State Director Jeff Glendening said Wednesday that Americans for Prosperity, the anti-tax, small-government group backed by Charles and David Koch, had nothing to do with postcards sent out opposing the standards. But on Thursday, Glendening told The Wichita Eagle he forgot to mention that he helped link attorney W. Robert Alderson with Virginia Crossland-Macha, the founder of the Kansas Senior Consumer Alliance which sent the postcards.
Glendening said he was not acting in his official capacity as AFP's state leader.
"There's no formal connection between AFP and this group. There really isn't, other than yes, we agreed on the RPS (energy standards) issue. I don't know what other issues they're going to take up," Glendening said. "I've known Virginia for years and she simply asked about forming a group and I connected the two and that was it."
There's been no allegation that the group's formation violated lobbying or campaign finance rules, but questions have been raised about its origin and who was behind the postcard campaign.
A western Kansas legislator who supports the renewable standard accused the Kansas Senior Consumer Alliance of using scare tactics to influence older residents. Rep. Don Hineman, a Dighton Republican, also questioned the new group's independence.
"If it's truly a grassroots organization of senior citizens, where's the money coming from?" Hineman said. "It's not a cheap deal to produce all of those postcards and mail them throughout the state. That's a substantial undertaking."

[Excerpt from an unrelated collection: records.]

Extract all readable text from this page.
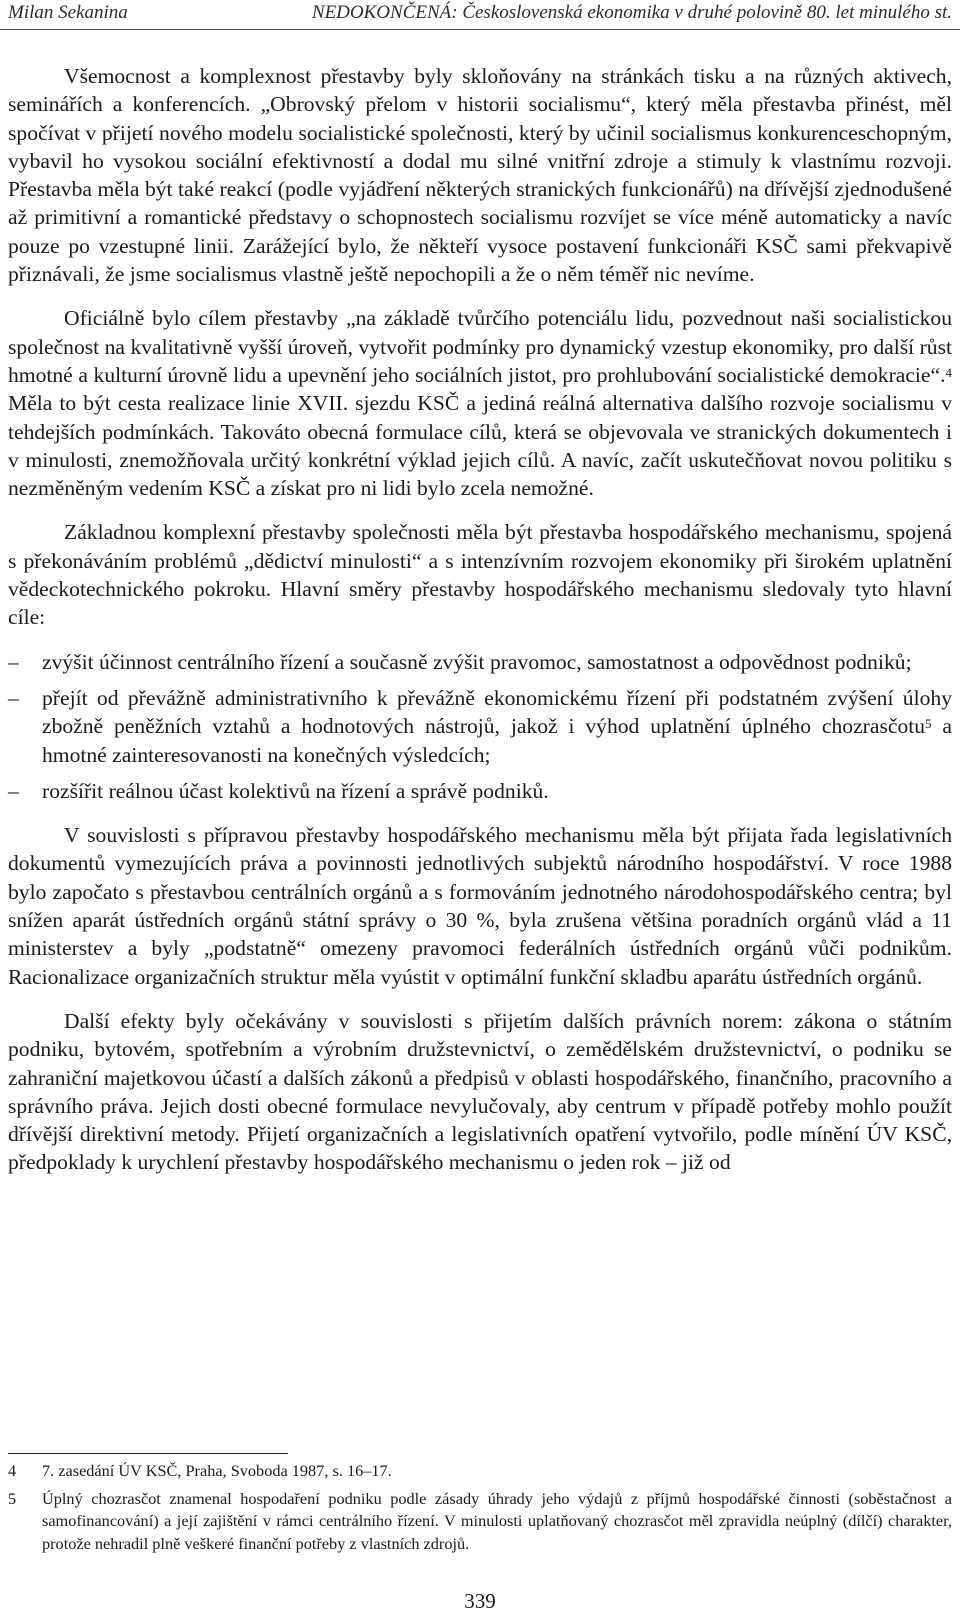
Milan Sekanina	NEDOKONČENÁ: Československá ekonomika v druhé polovině 80. let minulého st.

Všemocnost a komplexnost přestavby byly skloňovány na stránkách tisku a na různých aktivech, seminářích a konferencích. „Obrovský přelom v historii socialismu“, který měla přestavba přinést, měl spočívat v přijetí nového modelu socialistické společnosti, který by učinil socialismus konkurenceschopným, vybavil ho vysokou sociální efektivností a dodal mu silné vnitřní zdroje a stimuly k vlastnímu rozvoji. Přestavba měla být také reakcí (podle vyjádření některých stranických funkcionářů) na dřívější zjednodušené až primitivní a romantické představy o schopnostech socialismu rozvíjet se více méně automaticky a navíc pouze po vzestupné linii. Zarážející bylo, že někteří vysoce postavení funkcionáři KSČ sami překvapivě přiznávali, že jsme socialismus vlastně ještě nepochopili a že o něm téměř nic nevíme.

Oficiálně bylo cílem přestavby „na základě tvůrčího potenciálu lidu, pozvednout naši socialistickou společnost na kvalitativně vyšší úroveň, vytvořit podmínky pro dynamický vzestup ekonomiky, pro další růst hmotné a kulturní úrovně lidu a upevnění jeho sociálních jistot, pro prohlubování socialistické demokracie“.$^4$ Měla to být cesta realizace linie XVII. sjezdu KSČ a jediná reálná alternativa dalšího rozvoje socialismu v tehdejších podmínkách. Takováto obecná formulace cílů, která se objevovala ve stranických dokumentech i v minulosti, znemožňovala určitý konkrétní výklad jejich cílů. A navíc, začít uskutečňovat novou politiku s nezměněným vedením KSČ a získat pro ni lidi bylo zcela nemožné.

Základnou komplexní přestavby společnosti měla být přestavba hospodářského mechanismu, spojená s překonáváním problémů „dědictví minulosti“ a s intenzívním rozvojem ekonomiky při širokém uplatnění vědeckotechnického pokroku. Hlavní směry přestavby hospodářského mechanismu sledovaly tyto hlavní cíle:

– zvýšit účinnost centrálního řízení a současně zvýšit pravomoc, samostatnost a odpovědnost podniků;
– přejít od převážně administrativního k převážně ekonomickému řízení při podstatném zvýšení úlohy zbožně peněžních vztahů a hodnotových nástrojů, jakož i výhod uplatnění úplného chozrasčotu$^5$ a hmotné zainteresovanosti na konečných výsledcích;
– rozšířit reálnou účast kolektivů na řízení a správě podniků.

V souvislosti s přípravou přestavby hospodářského mechanismu měla být přijata řada legislativních dokumentů vymezujících práva a povinnosti jednotlivých subjektů národního hospodářství. V roce 1988 bylo započato s přestavbou centrálních orgánů a s formováním jednotného národohospodářského centra; byl snížen aparát ústředních orgánů státní správy o 30 %, byla zrušena většina poradních orgánů vlád a 11 ministerstev a byly „podstatně“ omezeny pravomoci federálních ústředních orgánů vůči podnikům. Racionalizace organizačních struktur měla vyústit v optimální funkční skladbu aparátu ústředních orgánů.

Další efekty byly očekávány v souvislosti s přijetím dalších právních norem: zákona o státním podniku, bytovém, spotřebním a výrobním družstevnictví, o zemědělském družstevnictví, o podniku se zahraniční majetkovou účastí a dalších zákonů a předpisů v oblasti hospodářského, finančního, pracovního a správního práva. Jejich dosti obecné formulace nevylučovaly, aby centrum v případě potřeby mohlo použít dřívější direktivní metody. Přijetí organizačních a legislativních opatření vytvořilo, podle mínění ÚV KSČ, předpoklady k urychlení přestavby hospodářského mechanismu o jeden rok – již od

4 7. zasedání ÚV KSČ, Praha, Svoboda 1987, s. 16–17.
5 Úplný chozrasčot znamenal hospodaření podniku podle zásady úhrady jeho výdajů z příjmů hospodářské činnosti (soběstačnost a samofinancování) a její zajištění v rámci centrálního řízení. V minulosti uplatňovaný chozrasčot měl zpravidla neúplný (dílčí) charakter, protože nehradil plně veškeré finanční potřeby z vlastních zdrojů.
339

The Kansas Chamber of Commerce and AFP deny collaborating with the postcards, though they share the same policy view as Crossland-Macha's organization.

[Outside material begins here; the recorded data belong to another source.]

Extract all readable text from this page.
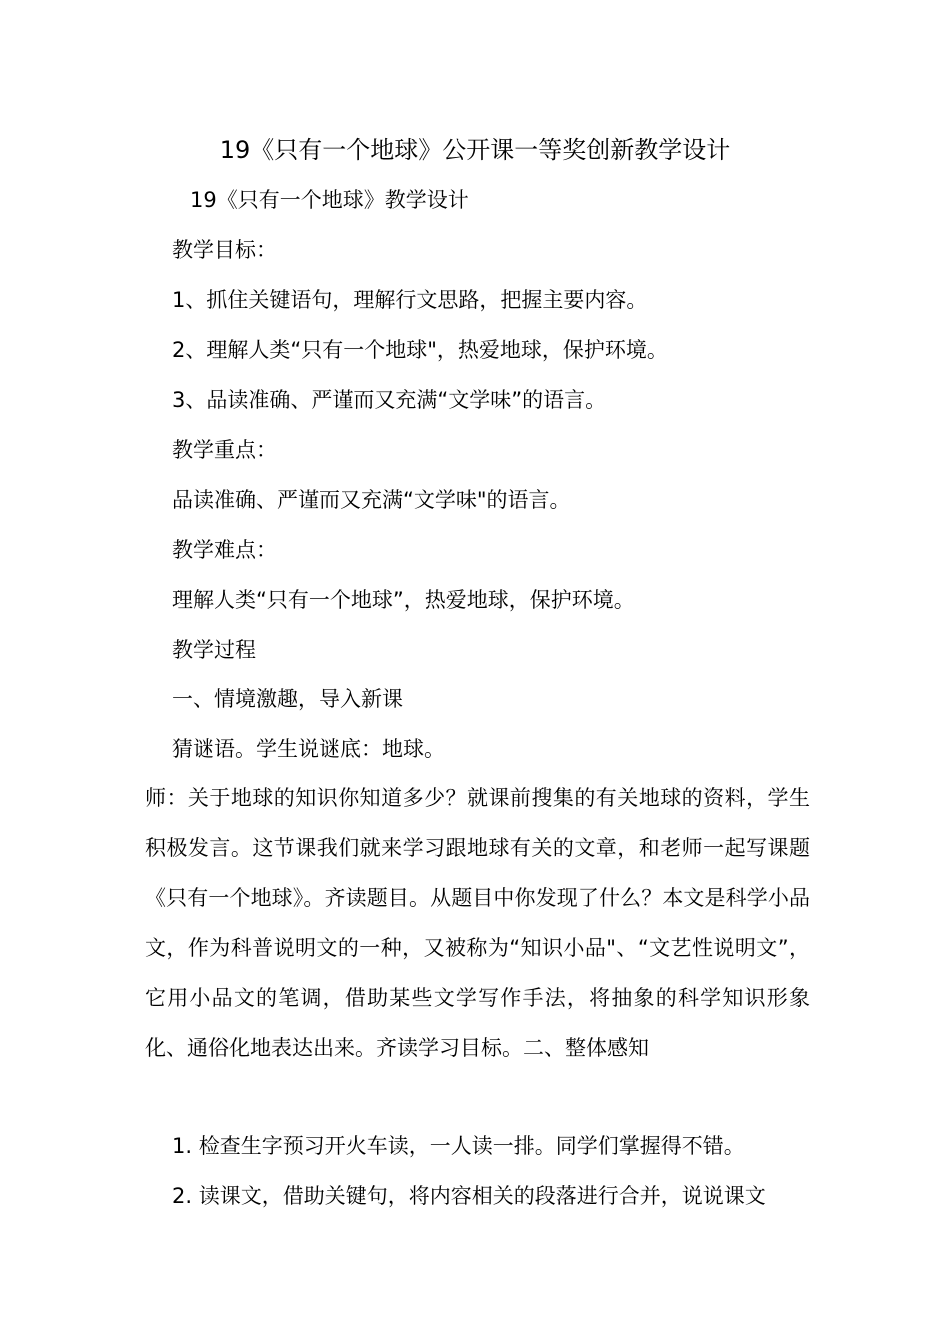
19《只有一个地球》公开课一等奖创新教学设计
19《只有一个地球》教学设计
教学目标：
1、抓住关键语句，理解行文思路，把握主要内容。
2、理解人类“只有一个地球"，热爱地球，保护环境。
3、品读准确、严谨而又充满“文学味”的语言。
教学重点：
品读准确、严谨而又充满“文学味"的语言。
教学难点：
理解人类“只有一个地球”，热爱地球，保护环境。
教学过程
一、情境激趣，导入新课
猜谜语。学生说谜底：地球。
师：关于地球的知识你知道多少？就课前搜集的有关地球的资料，学生积极发言。这节课我们就来学习跟地球有关的文章，和老师一起写课题《只有一个地球》。齐读题目。从题目中你发现了什么？本文是科学小品文，作为科普说明文的一种，又被称为“知识小品"、“文艺性说明文”，它用小品文的笔调，借助某些文学写作手法，将抽象的科学知识形象化、通俗化地表达出来。齐读学习目标。二、整体感知
1. 检查生字预习开火车读，一人读一排。同学们掌握得不错。
2. 读课文，借助关键句，将内容相关的段落进行合并，说说课文
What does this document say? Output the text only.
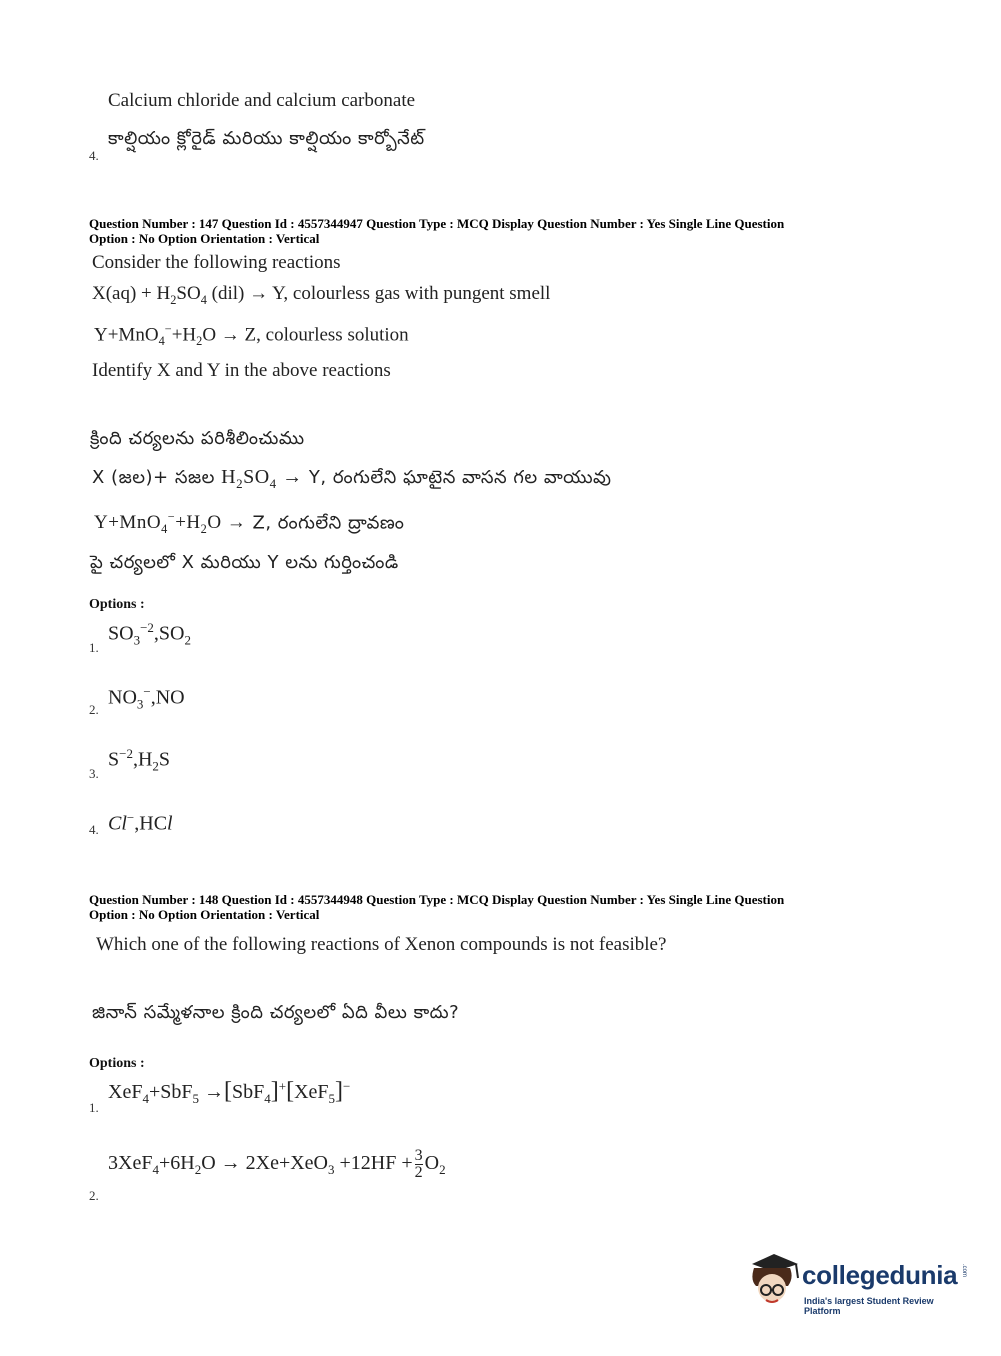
Calcium chloride and calcium carbonate
కాల్షియం క్లోరైడ్ మరియు కాల్షియం కార్బోనేట్
4.
Question Number : 147 Question Id : 4557344947 Question Type : MCQ Display Question Number : Yes Single Line Question
Option : No Option Orientation : Vertical
Consider the following reactions
$X(aq) + H_2SO_4$ (dil) → Y, colourless gas with pungent smell
$Y+MnO_4^-+H_2O \to Z$, colourless solution
Identify X and Y in the above reactions
క్రింది చర్యలను పరిశీలించుము
X (జల)+ సజల $H_2SO_4 \to Y$, రంగులేని ఘాటైన వాసన గల వాయువు
$Y+MnO_4^-+H_2O \to Z$, రంగులేని ద్రావణం
పై చర్యలలో X మరియు Y లను గుర్తించండి
Options :
$SO_3^{-2},SO_2$
1.
$NO_3^-,NO$
2.
$S^{-2},H_2S$
3.
Cl−,HCl
4.
Question Number : 148 Question Id : 4557344948 Question Type : MCQ Display Question Number : Yes Single Line Question
Option : No Option Orientation : Vertical
Which one of the following reactions of Xenon compounds is not feasible?
జినాన్ సమ్మేళనాల క్రింది చర్యలలో ఏది వీలు కాదు?
Options :
XeF$_4$+SbF$_5$ →[SbF$_4$]+[XeF$_5$]−
1.
$3XeF_4+6H_2O \to 2Xe+XeO_3 +12HF + \frac{3}{2} O_2$
2.
collegedunia .com
India's largest Student Review Platform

The alliance sent mailers to residents in several House members' districts last week supporting repeal of the state's standards, which require utility companies to get 20 percent of their power from renewable sources by 2020. AFP and other groups tried unsuccessfully to convince legislators to repeal the standards before the 2014 session ended early on May 3.
Wind energy proponents say the RPS has helped produce jobs and investment in Kansas and that state studies show the requirement has had a minimal impact on electric rates.

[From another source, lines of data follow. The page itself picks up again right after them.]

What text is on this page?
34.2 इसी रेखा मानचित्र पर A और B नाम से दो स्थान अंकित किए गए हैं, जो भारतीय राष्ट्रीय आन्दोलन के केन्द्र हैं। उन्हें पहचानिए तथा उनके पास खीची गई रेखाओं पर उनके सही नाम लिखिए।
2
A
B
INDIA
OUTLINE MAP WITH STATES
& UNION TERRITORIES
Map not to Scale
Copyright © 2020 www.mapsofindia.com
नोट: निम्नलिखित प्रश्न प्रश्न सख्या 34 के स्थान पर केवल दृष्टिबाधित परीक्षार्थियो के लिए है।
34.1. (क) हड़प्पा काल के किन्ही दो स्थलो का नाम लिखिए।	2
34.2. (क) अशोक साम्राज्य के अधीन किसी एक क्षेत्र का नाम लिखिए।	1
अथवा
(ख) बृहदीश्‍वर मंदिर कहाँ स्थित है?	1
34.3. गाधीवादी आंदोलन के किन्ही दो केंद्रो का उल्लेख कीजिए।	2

Groups including the Kansas Chamber of Commerce, AFP and American Legislative Exchange Council, are pushing for repeal, saying the RPS produces an unfair advantage for wind energy companies and increases electric rates.
Renewable energy mandates have caused prices of energy to increase by .21 of a penny per killowatt-hour, according to 2014 Kansas Corporation Commission report, meaning the average Kansas household paid about $1.90 more a month because of the renewable portfolio standards.
Kansas Senior Consumer Alliance said in the postcards that keeping the renewable standards would drive up electric rates for older residents. The address on the cards is that of Crossland-Macha, a conservative GOP activist from Iola. She is the sister of Ivan Crossland, the chairman of the Kansas Chamber of Commerce.
Alan Cobb, former state director of AFP in Kansas, is the lobbyist for Kansas Senior Consumer Alliance. Cobb and Crossland-Macha denied AFP had any ties to the legislative postcards.
Glendening said he was asked what the process was for organizing a group and suggested Alderson to help.
"It was a personal thing. It was not an AFP thing. She approached me, 'How do you this?'" Glendening said.
Attorney Alderson said that AFP wasn't behind the new group, but said he did help the group navigate the filings to become a registered entity.
"I drew up the papers and my office serves as the registered agent," Alderson said.